The short-term oscillators are reflecting some waning in positive momentum. The MACD, quite some distance in the positive region, is stalling ever so slightly above its red trigger line, while the RSI is making efforts to remain in overbought territory. Moreover, the stochastic lines have completed a bearish crossover and are sponsoring additional negative moves.
Retreating from the proximity of the seven-month highs may see the pair face initial support from the 1.2087 barrier, coupled with the climbing red Tenkan-sen line. In the event the pullback extends, the pair may then meet the 1.2039 low and adjacent 20-period SMA, together with the blue Kijun-sen line. Next, should the 20-day SMA and the support section of 1.2002-1.2010 fail to defend against further loss of ground in the pair, the price may sink towards the cloud’s upper surface and the key 1.1917 trough.

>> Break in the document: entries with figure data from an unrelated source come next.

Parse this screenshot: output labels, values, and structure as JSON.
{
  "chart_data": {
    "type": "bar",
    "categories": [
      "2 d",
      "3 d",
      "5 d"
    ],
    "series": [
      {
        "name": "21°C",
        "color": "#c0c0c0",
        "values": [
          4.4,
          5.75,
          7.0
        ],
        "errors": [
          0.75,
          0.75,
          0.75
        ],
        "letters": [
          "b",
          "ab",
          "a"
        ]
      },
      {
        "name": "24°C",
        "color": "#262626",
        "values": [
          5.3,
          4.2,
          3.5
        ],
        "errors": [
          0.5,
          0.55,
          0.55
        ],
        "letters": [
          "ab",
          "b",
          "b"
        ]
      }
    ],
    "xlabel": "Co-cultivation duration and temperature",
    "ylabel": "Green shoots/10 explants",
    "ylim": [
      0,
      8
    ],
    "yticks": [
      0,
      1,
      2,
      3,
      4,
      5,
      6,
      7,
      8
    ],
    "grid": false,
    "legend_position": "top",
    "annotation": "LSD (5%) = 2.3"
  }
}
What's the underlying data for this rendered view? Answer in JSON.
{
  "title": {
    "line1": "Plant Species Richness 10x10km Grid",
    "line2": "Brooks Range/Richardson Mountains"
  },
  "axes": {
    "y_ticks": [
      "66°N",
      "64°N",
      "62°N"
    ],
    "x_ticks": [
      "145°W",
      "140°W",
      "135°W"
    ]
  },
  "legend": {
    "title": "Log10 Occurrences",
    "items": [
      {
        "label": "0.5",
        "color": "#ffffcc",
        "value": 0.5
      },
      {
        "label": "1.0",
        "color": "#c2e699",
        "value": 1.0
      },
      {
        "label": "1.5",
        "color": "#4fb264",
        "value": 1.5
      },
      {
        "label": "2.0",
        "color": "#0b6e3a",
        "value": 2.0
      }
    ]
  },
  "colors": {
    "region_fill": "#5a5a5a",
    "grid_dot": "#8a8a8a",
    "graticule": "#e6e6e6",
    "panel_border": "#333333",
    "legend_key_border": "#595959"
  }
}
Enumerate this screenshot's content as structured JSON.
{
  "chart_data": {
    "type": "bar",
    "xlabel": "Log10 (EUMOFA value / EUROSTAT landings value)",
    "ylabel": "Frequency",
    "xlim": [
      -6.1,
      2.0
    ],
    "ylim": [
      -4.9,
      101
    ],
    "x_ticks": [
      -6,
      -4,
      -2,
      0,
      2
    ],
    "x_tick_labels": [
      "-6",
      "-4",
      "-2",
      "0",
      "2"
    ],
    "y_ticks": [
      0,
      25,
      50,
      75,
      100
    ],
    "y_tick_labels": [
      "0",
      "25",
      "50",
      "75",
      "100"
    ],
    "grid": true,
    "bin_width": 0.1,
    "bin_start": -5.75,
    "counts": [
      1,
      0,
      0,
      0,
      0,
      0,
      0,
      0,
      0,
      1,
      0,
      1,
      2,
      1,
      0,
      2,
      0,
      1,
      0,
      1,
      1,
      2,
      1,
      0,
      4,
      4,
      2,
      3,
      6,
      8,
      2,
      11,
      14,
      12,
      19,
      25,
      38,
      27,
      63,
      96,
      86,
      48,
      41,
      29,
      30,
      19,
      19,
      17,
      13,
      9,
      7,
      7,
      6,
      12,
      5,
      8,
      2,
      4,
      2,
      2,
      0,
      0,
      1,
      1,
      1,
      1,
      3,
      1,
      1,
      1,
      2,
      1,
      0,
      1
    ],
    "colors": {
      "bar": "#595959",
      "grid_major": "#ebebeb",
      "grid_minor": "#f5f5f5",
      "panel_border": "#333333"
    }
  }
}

If buyers retake the reins, they will need to push over the immediate 1.2138 resistance stretching back to April 2018, which has halted the ascent. Clearly overrunning this obstacle may shoot the pair towards the resistance region of 1.2200-1.2209, containing the 261.8% Fibonacci extension of the down leg from 1.1919 until 1.1745. Conquering this boundary too, the price could then raise resistance up to the 1.2245 high, before aiming for the limiting zone of 1.2289-1.2306.
Summarizing, although dwindling slightly, EURUSD maintains a bullish outlook in the short-term timeframe above the SMAs and the 1.2039 trough.